CA6: School officials had no justification for searching student’s cell phone’s text messages and voicemail

The plaintiff was caught texting on his cell phone in class and disciplined for it. School officials unreasonably searched the phone’s text messages and voicemail because there was no justification. This was the Sixth Circuit’s first foray into T.L.O. and school searches. G.C. v. Owensboro Pub. Sch., No. 11-6476 (6th Cir. March 28, 2013):

We disagree, though, that general background knowledge of drug abuse or depressive tendencies, without more, enables a school official to search a student’s cell phone when a search would otherwise be unwarranted. The defendants do not argue, and there is no evidence in the record to support the conclusion, that the school officials had any specific reason at the inception of the September 2009 search to believe that G.C. then was engaging in any unlawful activity or that he was contemplating injuring himself or another student. Rather, the evidence in the record demonstrates that G.C. was sitting in class when his teacher caught him sending two text messages on his phone. R. 69-4 (Brown Aff. at ¶ 4) (Page ID #384). When his phone was confiscated by his teacher pursuant to school policy, G.C. became upset. Id. ¶ 3. The defendants have failed to demonstrate how anything in this sequence of events indicated to them that a search of the phone would reveal evidence of criminal activity, impending contravention of additional school rules, or potential harm to anyone in the school. On these facts, the defendants did not have a reasonable suspicion to justify the search at its inception.

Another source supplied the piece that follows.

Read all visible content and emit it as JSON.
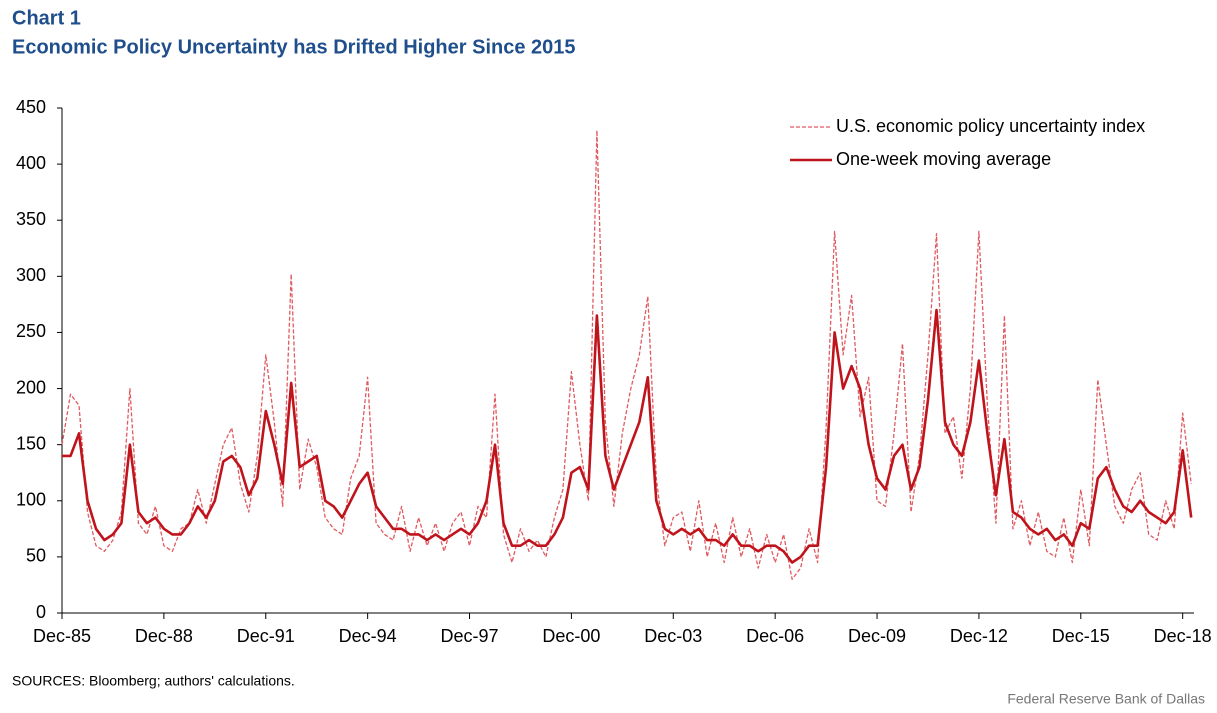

The defendants further argue that G.C.’s claim must fail because he did not suffer any harm as a result of the search; specifically, they point to the fact that he “was not disciplined based on the contents of his phone.” Appellees Br. at 28. However, the issue of injury and compensable damages has not been developed before us. Even if G.C. cannot establish compensable damages, he may be entitled to nominal damages. See Carey v. Piphus, 435 U.S. 247, 266 (1978) (“[W]e believe that the denial of procedural due process should be actionable for nominal damages without proof of actual injury.”); Slicker v. Jackson, 215 F.3d 1225, 1231 (11th Cir. 2000) (“We have held unambiguously that a plaintiff whose constitutional rights are violated is entitled to nominal damages even if he suffered no compensable injury.”); Briggs v. Marshall, 93 F.3d 355, 360 (7th Cir. 1996) (recognizing that nominal damages are available for Fourth Amendment claims). Moreover, punitive damages sometimes attach to an award comprised solely of nominal damages. See Romanski v. Detroit Entm’t, L.L.C., 428 F.3d 629, 645 (6th Cir. 2005) (“But this is a § 1983 case in which the basis for the punitive damages award was the plaintiff’s unlawful arrest and the plaintiff’s economic injury was so minimal as to be essentially nominal.”). Therefore, we remand to the district court to address the issue of injury and damages in the first instance.